L’uomo accusato di aver ucciso a coltellate la compagna non può essere processato. Secondo le perizie disposte dal tribunale di Firenze, Lorenzo Innocenti, imputato per l’omicidio della fidanzata Eleonora Guidi, non sarebbe attualmente in condizioni di sostenere un procedimento giudiziario a causa di gravi deficit cognitivi e linguistici.
Il delitto risale all’8 febbraio 2025 a Rufina, nella Val di Sieve. In quell’occasione la donna fu colpita con numerose coltellate nell’abitazione in cui viveva con il compagno e con il loro figlio di appena un anno. Subito dopo l’aggressione l’uomo tentò il suicidio lanciandosi da una finestra dell’appartamento. Il gesto gli provocò lesioni gravissime e un lungo stato di coma.
Oggi il trentasettenne ha recuperato parte delle funzioni vitali, ma secondo gli specialisti nominati dal tribunale le conseguenze del trauma restano pesanti.

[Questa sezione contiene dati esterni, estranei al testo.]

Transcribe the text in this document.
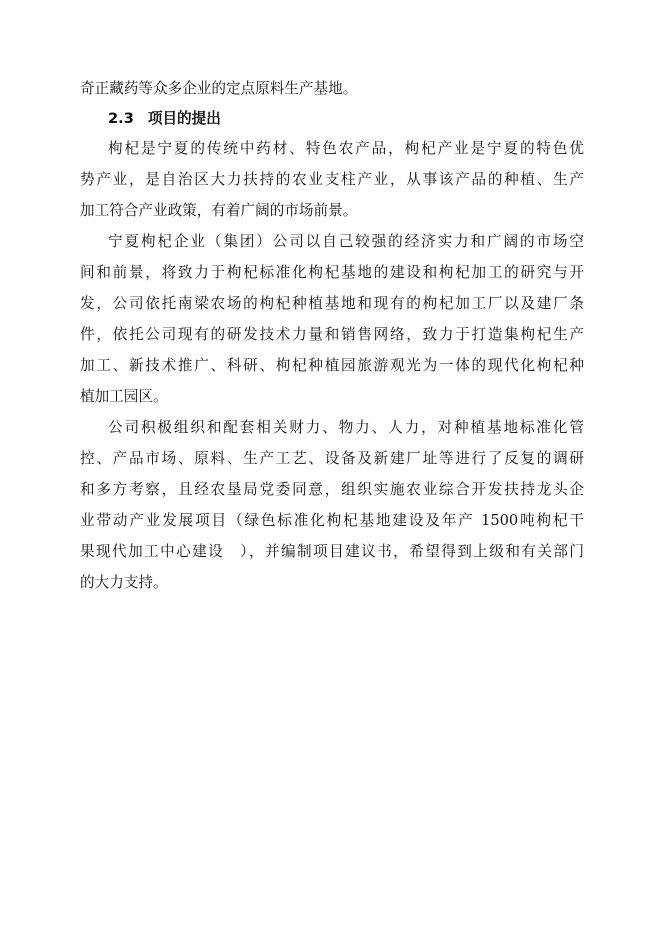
奇正藏药等众多企业的定点原料生产基地。
2.3 项目的提出
枸杞是宁夏的传统中药材、特色农产品，枸杞产业是宁夏的特色优
势产业，是自治区大力扶持的农业支柱产业，从事该产品的种植、生产
加工符合产业政策，有着广阔的市场前景。
宁夏枸杞企业（集团）公司以自己较强的经济实力和广阔的市场空
间和前景，将致力于枸杞标准化枸杞基地的建设和枸杞加工的研究与开
发，公司依托南梁农场的枸杞种植基地和现有的枸杞加工厂以及建厂条
件，依托公司现有的研发技术力量和销售网络，致力于打造集枸杞生产
加工、新技术推广、科研、枸杞种植园旅游观光为一体的现代化枸杞种
植加工园区。
公司积极组织和配套相关财力、物力、人力，对种植基地标准化管
控、产品市场、原料、生产工艺、设备及新建厂址等进行了反复的调研
和多方考察，且经农垦局党委同意，组织实施农业综合开发扶持龙头企
业带动产业发展项目（绿色标准化枸杞基地建设及年产 1500吨枸杞干
果现代加工中心建设　），并编制项目建议书，希望得到上级和有关部门
的大力支持。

Gli psichiatri parlano di amnesie, difficoltà nel linguaggio e compromissione della capacità di ragionamento, condizioni che gli impedirebbero di comprendere pienamente lo svolgimento delle udienze e di partecipare alla propria difesa.
La relazione firmata dallo psichiatra Rolando Paterniti, dalla neurologa Antonella Notarelli e dal medico legale Beatrice Defraia sostiene che il quadro clinico potrebbe migliorare con un lungo percorso terapeutico. Gli esperti indicano la necessità di un programma riabilitativo di almeno dodici mesi in un centro specializzato, al termine del quale sarebbe opportuno procedere con una nuova valutazione neuropsicologica per stabilire se l’imputato possa affrontare il processo.
Di parere opposto i consulenti incaricati dalla famiglia della vittima. Nella loro analisi, firmata dal neurologo Sandro Sorbi, dal medico legale Aurelio Bonelli e dallo psichiatra Stefano Berrettini, viene sottolineata la brutalità dell’aggressione, compiuta con ventiquattro coltellate e in presenza del figlio della coppia. Secondo gli specialisti, l’assenza di precedenti patologie neurologiche o psichiatriche farebbe emergere il profilo di una persona incapace di controllare le proprie pulsioni aggressive e quindi potenzialmente pericolosa.
Nel frattempo Innocenti resta ricoverato in una struttura sanitaria senza restrizioni particolari. Può muoversi liberamente all’interno dell’ospedale, frequentare i corridoi e persino il bar della struttura, dove – secondo alcune testimonianze – verrebbe riconosciuto da personale e pazienti.
La situazione ha provocato la dura reazione dei familiari di Eleonora Guidi. La sorella della vittima, Elisabetta, ha parlato di «scandalo», sottolineando come l’uomo continui a muoversi liberamente mentre il processo resta sospeso. La famiglia lamenta inoltre che non sia stato disposto il sequestro dei beni a tutela del bambino, misura che spesso viene applicata nei casi di femminicidio quando è coinvolto un minore.